Rabbit Vaccinations: Myxomatosis and Viral Haemorrhagic Disease (VHD)
Rabbits are vaccinated against Myxomatosis and Viral Haemorrhagic Disease (VHD). Myxomatosis can be given from the age of 6 weeks, and VHD from the age of 12 weeks. The vaccines can not be given within 2 weeks of each other (to avoid overloading the immune system
Myxomatosis can be a fatal disease and is caused by the Myxoma virus, from the pox family. It is common within the wild rabbit population in the UK. Myxo is spread by direct contact with an infected rabbit and via insect bites (mosquitoes, tick, mites and fleas).
- Discharge from the eyes and nose
- Swollen head, eyes, ears and genitalia
- Lumps over the body.
Within a few days of symptoms, the discharge is very thick and eating and swallowing becomes difficult. Secondary infections such as pneumonia occur because of the damaged immune system.
Vaccinated rabbits can still develop myxomatosis, but it will be milder as the vaccination has bolstered the immune system.
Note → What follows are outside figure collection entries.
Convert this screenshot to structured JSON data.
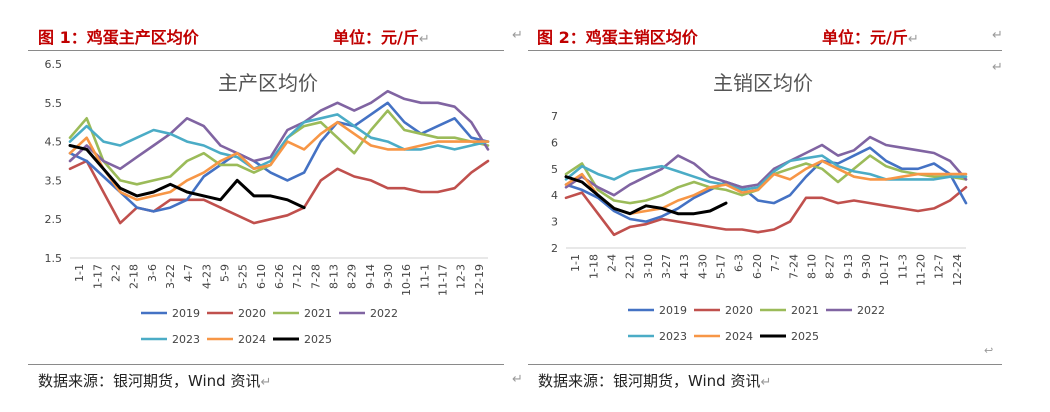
{
  "left": {
    "title": "图 1：鸡蛋主产区均价",
    "unit": "单位：元/斤",
    "source": "数据来源：银河期货，Wind 资讯"
  },
  "right": {
    "title": "图 2：鸡蛋主销区均价",
    "unit": "单位：元/斤",
    "source": "数据来源：银河期货，Wind 资讯"
  },
  "marks": {
    "para": "↵",
    "enter": "↵",
    "small": "↩"
  },
  "chart_data": [
    {
      "type": "line",
      "title": "主产区均价",
      "ylim": [
        1.5,
        6.5
      ],
      "yticks": [
        "6.5",
        "5.5",
        "4.5",
        "3.5",
        "2.5",
        "1.5"
      ],
      "xlabels": [
        "1-1",
        "1-17",
        "2-2",
        "2-18",
        "3-6",
        "3-22",
        "4-7",
        "4-23",
        "5-9",
        "5-25",
        "6-10",
        "6-26",
        "7-12",
        "7-28",
        "8-13",
        "8-29",
        "9-14",
        "9-30",
        "10-16",
        "11-1",
        "11-17",
        "12-3",
        "12-19"
      ],
      "series": [
        {
          "name": "2019",
          "color": "#4472c4",
          "values": [
            4.2,
            4.0,
            3.6,
            3.2,
            2.8,
            2.7,
            2.8,
            3.0,
            3.6,
            3.9,
            4.2,
            4.0,
            3.7,
            3.5,
            3.7,
            4.5,
            5.0,
            4.9,
            5.2,
            5.5,
            5.0,
            4.7,
            4.9,
            5.1,
            4.6,
            4.5
          ]
        },
        {
          "name": "2020",
          "color": "#c0504d",
          "values": [
            3.8,
            4.0,
            3.2,
            2.4,
            2.8,
            2.7,
            3.0,
            3.0,
            3.0,
            2.8,
            2.6,
            2.4,
            2.5,
            2.6,
            2.8,
            3.5,
            3.8,
            3.6,
            3.5,
            3.3,
            3.3,
            3.2,
            3.2,
            3.3,
            3.7,
            4.0
          ]
        },
        {
          "name": "2021",
          "color": "#9bbb59",
          "values": [
            4.6,
            5.1,
            4.0,
            3.5,
            3.4,
            3.5,
            3.6,
            4.0,
            4.2,
            3.9,
            3.9,
            3.7,
            3.9,
            4.6,
            4.9,
            5.0,
            4.6,
            4.2,
            4.8,
            5.3,
            4.8,
            4.7,
            4.6,
            4.6,
            4.5,
            4.4
          ]
        },
        {
          "name": "2022",
          "color": "#8064a2",
          "values": [
            4.0,
            4.4,
            4.0,
            3.8,
            4.1,
            4.4,
            4.7,
            5.1,
            4.9,
            4.4,
            4.2,
            4.0,
            4.1,
            4.8,
            5.0,
            5.3,
            5.5,
            5.3,
            5.5,
            5.8,
            5.6,
            5.5,
            5.5,
            5.4,
            5.0,
            4.3
          ]
        },
        {
          "name": "2023",
          "color": "#4bacc6",
          "values": [
            4.5,
            4.9,
            4.5,
            4.4,
            4.6,
            4.8,
            4.7,
            4.5,
            4.4,
            4.2,
            4.1,
            3.8,
            4.0,
            4.6,
            5.0,
            5.1,
            5.2,
            4.9,
            4.6,
            4.5,
            4.3,
            4.3,
            4.4,
            4.3,
            4.4,
            4.5
          ]
        },
        {
          "name": "2024",
          "color": "#f79646",
          "values": [
            4.2,
            4.6,
            3.8,
            3.2,
            3.0,
            3.1,
            3.2,
            3.5,
            3.7,
            4.0,
            4.2,
            3.8,
            3.9,
            4.5,
            4.3,
            4.7,
            5.0,
            4.7,
            4.4,
            4.3,
            4.3,
            4.4,
            4.5,
            4.5,
            4.5,
            4.5
          ]
        },
        {
          "name": "2025",
          "color": "#000000",
          "values": [
            4.4,
            4.3,
            3.8,
            3.3,
            3.1,
            3.2,
            3.4,
            3.2,
            3.1,
            3.0,
            3.5,
            3.1,
            3.1,
            3.0,
            2.8
          ]
        }
      ],
      "legend": [
        "2019",
        "2020",
        "2021",
        "2022",
        "2023",
        "2024",
        "2025"
      ]
    },
    {
      "type": "line",
      "title": "主销区均价",
      "ylim": [
        2,
        7
      ],
      "yticks": [
        "7",
        "6",
        "5",
        "4",
        "3",
        "2"
      ],
      "xlabels": [
        "1-1",
        "1-18",
        "2-4",
        "2-21",
        "3-10",
        "3-27",
        "4-13",
        "4-30",
        "5-17",
        "6-3",
        "6-20",
        "7-7",
        "7-24",
        "8-10",
        "8-27",
        "9-13",
        "9-30",
        "10-17",
        "11-3",
        "11-20",
        "12-7",
        "12-24"
      ],
      "series": [
        {
          "name": "2019",
          "color": "#4472c4",
          "values": [
            4.4,
            4.2,
            3.9,
            3.4,
            3.1,
            3.0,
            3.2,
            3.5,
            3.9,
            4.2,
            4.5,
            4.3,
            3.8,
            3.7,
            4.0,
            4.7,
            5.3,
            5.2,
            5.5,
            5.8,
            5.3,
            5.0,
            5.0,
            5.2,
            4.8,
            3.7
          ]
        },
        {
          "name": "2020",
          "color": "#c0504d",
          "values": [
            3.9,
            4.1,
            3.3,
            2.5,
            2.8,
            2.9,
            3.1,
            3.0,
            2.9,
            2.8,
            2.7,
            2.7,
            2.6,
            2.7,
            3.0,
            3.9,
            3.9,
            3.7,
            3.8,
            3.7,
            3.6,
            3.5,
            3.4,
            3.5,
            3.8,
            4.3
          ]
        },
        {
          "name": "2021",
          "color": "#9bbb59",
          "values": [
            4.8,
            5.2,
            4.2,
            3.8,
            3.7,
            3.8,
            4.0,
            4.3,
            4.5,
            4.3,
            4.2,
            4.0,
            4.2,
            4.8,
            5.0,
            5.2,
            5.0,
            4.5,
            5.0,
            5.5,
            5.1,
            4.9,
            4.8,
            4.7,
            4.7,
            4.6
          ]
        },
        {
          "name": "2022",
          "color": "#8064a2",
          "values": [
            4.3,
            4.7,
            4.3,
            4.0,
            4.4,
            4.7,
            5.0,
            5.5,
            5.2,
            4.7,
            4.5,
            4.3,
            4.4,
            5.0,
            5.3,
            5.6,
            5.9,
            5.5,
            5.7,
            6.2,
            5.9,
            5.8,
            5.7,
            5.6,
            5.3,
            4.6
          ]
        },
        {
          "name": "2023",
          "color": "#4bacc6",
          "values": [
            4.6,
            5.1,
            4.8,
            4.6,
            4.9,
            5.0,
            5.1,
            4.9,
            4.7,
            4.5,
            4.4,
            4.2,
            4.3,
            4.9,
            5.3,
            5.4,
            5.5,
            5.1,
            4.9,
            4.8,
            4.6,
            4.6,
            4.6,
            4.6,
            4.7,
            4.7
          ]
        },
        {
          "name": "2024",
          "color": "#f79646",
          "values": [
            4.4,
            4.8,
            4.0,
            3.5,
            3.3,
            3.4,
            3.5,
            3.8,
            4.0,
            4.3,
            4.4,
            4.1,
            4.2,
            4.8,
            4.6,
            5.0,
            5.3,
            5.0,
            4.7,
            4.6,
            4.6,
            4.7,
            4.8,
            4.8,
            4.8,
            4.8
          ]
        },
        {
          "name": "2025",
          "color": "#000000",
          "values": [
            4.7,
            4.5,
            4.0,
            3.5,
            3.3,
            3.6,
            3.5,
            3.3,
            3.3,
            3.4,
            3.7
          ]
        }
      ],
      "legend": [
        "2019",
        "2020",
        "2021",
        "2022",
        "2023",
        "2024",
        "2025"
      ]
    }
  ]
}
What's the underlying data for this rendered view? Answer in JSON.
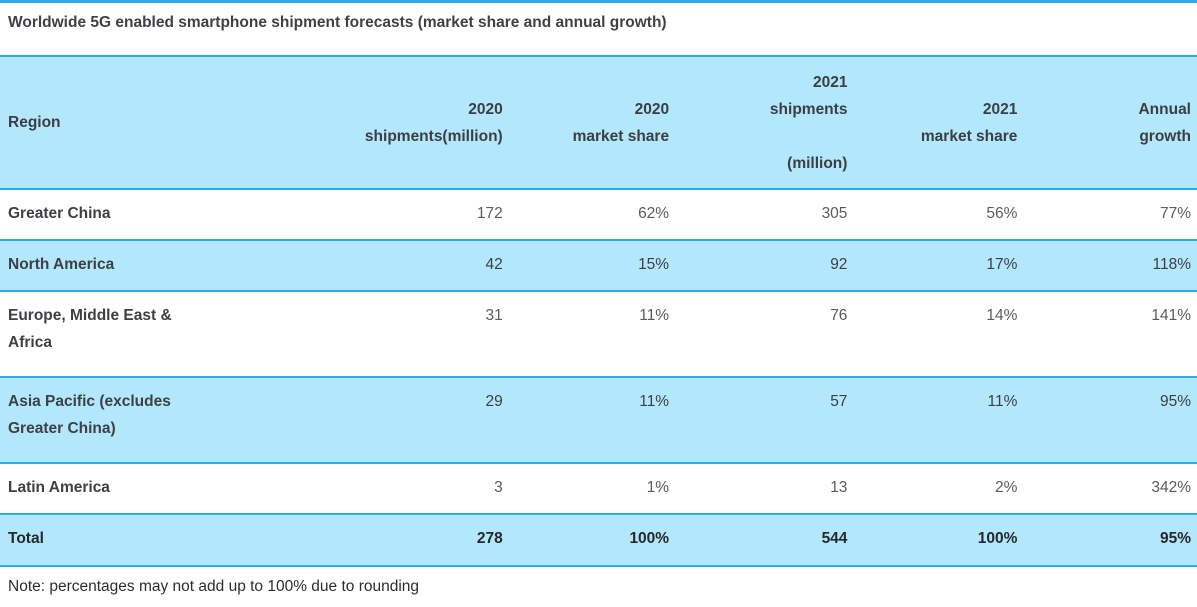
{
  "page": {
    "title": "Worldwide 5G enabled smartphone shipment forecasts (market share and annual growth)",
    "note": "Note: percentages may not add up to 100% due to rounding"
  },
  "colors": {
    "accent_cyan_border": "#2aaee5",
    "row_highlight_blue": "#b3e7fc",
    "heading_text": "#3c3e41",
    "number_text": "#595b5e"
  },
  "table": {
    "columns": [
      {
        "key": "region",
        "label": "Region"
      },
      {
        "key": "shipments_2020",
        "label": "2020\nshipments(million)"
      },
      {
        "key": "share_2020",
        "label": "2020\nmarket share"
      },
      {
        "key": "shipments_2021",
        "label": "2021\nshipments\n\n(million)"
      },
      {
        "key": "share_2021",
        "label": "2021\nmarket share"
      },
      {
        "key": "annual_growth",
        "label": "Annual\ngrowth"
      }
    ],
    "rows": [
      {
        "region": "Greater China",
        "shipments_2020": "172",
        "share_2020": "62%",
        "shipments_2021": "305",
        "share_2021": "56%",
        "annual_growth": "77%"
      },
      {
        "region": "North America",
        "shipments_2020": "42",
        "share_2020": "15%",
        "shipments_2021": "92",
        "share_2021": "17%",
        "annual_growth": "118%"
      },
      {
        "region": "Europe, Middle East & Africa",
        "shipments_2020": "31",
        "share_2020": "11%",
        "shipments_2021": "76",
        "share_2021": "14%",
        "annual_growth": "141%"
      },
      {
        "region": "Asia Pacific (excludes Greater China)",
        "shipments_2020": "29",
        "share_2020": "11%",
        "shipments_2021": "57",
        "share_2021": "11%",
        "annual_growth": "95%"
      },
      {
        "region": "Latin America",
        "shipments_2020": "3",
        "share_2020": "1%",
        "shipments_2021": "13",
        "share_2021": "2%",
        "annual_growth": "342%"
      },
      {
        "region": "Total",
        "shipments_2020": "278",
        "share_2020": "100%",
        "shipments_2021": "544",
        "share_2021": "100%",
        "annual_growth": "95%"
      }
    ]
  },
  "chart_data": {
    "type": "table",
    "title": "Worldwide 5G enabled smartphone shipment forecasts (market share and annual growth)",
    "columns": [
      "Region",
      "2020 shipments(million)",
      "2020 market share",
      "2021 shipments (million)",
      "2021 market share",
      "Annual growth"
    ],
    "rows": [
      [
        "Greater China",
        172,
        "62%",
        305,
        "56%",
        "77%"
      ],
      [
        "North America",
        42,
        "15%",
        92,
        "17%",
        "118%"
      ],
      [
        "Europe, Middle East & Africa",
        31,
        "11%",
        76,
        "14%",
        "141%"
      ],
      [
        "Asia Pacific (excludes Greater China)",
        29,
        "11%",
        57,
        "11%",
        "95%"
      ],
      [
        "Latin America",
        3,
        "1%",
        13,
        "2%",
        "342%"
      ],
      [
        "Total",
        278,
        "100%",
        544,
        "100%",
        "95%"
      ]
    ],
    "note": "Note: percentages may not add up to 100% due to rounding",
    "layout": {
      "row_striping": "white / light-blue alternating",
      "numeric_alignment": "right",
      "grid": "horizontal cyan rules only"
    }
  }
}
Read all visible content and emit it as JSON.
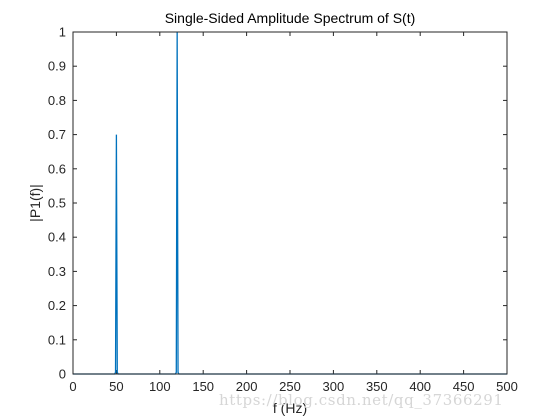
{
  "chart_data": {
    "type": "line",
    "title": "Single-Sided Amplitude Spectrum of S(t)",
    "xlabel": "f (Hz)",
    "ylabel": "|P1(f)|",
    "xlim": [
      0,
      500
    ],
    "ylim": [
      0,
      1
    ],
    "xticks": [
      0,
      50,
      100,
      150,
      200,
      250,
      300,
      350,
      400,
      450,
      500
    ],
    "yticks": [
      0,
      0.1,
      0.2,
      0.3,
      0.4,
      0.5,
      0.6,
      0.7,
      0.8,
      0.9,
      1
    ],
    "grid": false,
    "series": [
      {
        "color": "#0072BD",
        "x": [
          0,
          48,
          49,
          50,
          51,
          52,
          118,
          119,
          120,
          121,
          122,
          500
        ],
        "y": [
          0,
          0,
          0.005,
          0.7,
          0.005,
          0,
          0,
          0.005,
          1.0,
          0.005,
          0,
          0
        ]
      }
    ]
  },
  "watermark": "https://blog.csdn.net/qq_37366291"
}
It is sometimes known as ‘Nodular Myxi’.
An unvaccinated rabbit with full blown myxomatosis has a very low chance of survival, even with veterinary treatment, euthanasia maybe the kindest option to prevent suffering.
A vaccinated rabbit has a much higher survival rate.
- Keep warm, dry and clean.
- Treat parasites
- Eye drops and eye bathing
- Syringe feeding and/ or fluids given intravenously or subcutaneous
- Any nodules or lesions should be monitored, but left alone
Viral Haemorrhagic Disease (VHD)
Also known as Haemorrhagic Viral Disease [HVD], Rabbit Haemorrhagic Disease [RHD], Rabbit Calicivirus Disease [RCD] and Rabbit Viral Haemorrhagic Disease [RVHD]
VHD, is part of the Calici virus family.
VHD has an incubation period of 1-3 days, and rabbits will die within 48 hours of infection. Rabbits less than 8 weeks old are almost entirely resistant to the virus, due to the antibodies passed from the mother.
VHD is spread via direct contact, parasites, wild animals and via contamination. The virus can survive for several months without a host, so can needs to be taken when using second hand hutches/ equipment.
- Loss of appetite
- Bleeding fron the eyes
- Digestive problems
- Abdominal pain
- Death (can be sudden, with no other symptoms)
- Bleeding from nose post death.
- Cleaning any second hand equipment thoroughly
- Do not handle other rabbits
- Change clothing/ shoes ETC and wash hands thoroughly if you come into contact with infected animals.
Vaccination is very successful; it can be done from 12-14 weeks of age. The vaccination is also safe for pregnant rabbits. A booster needs to be given every 12 months to ensure continued protection.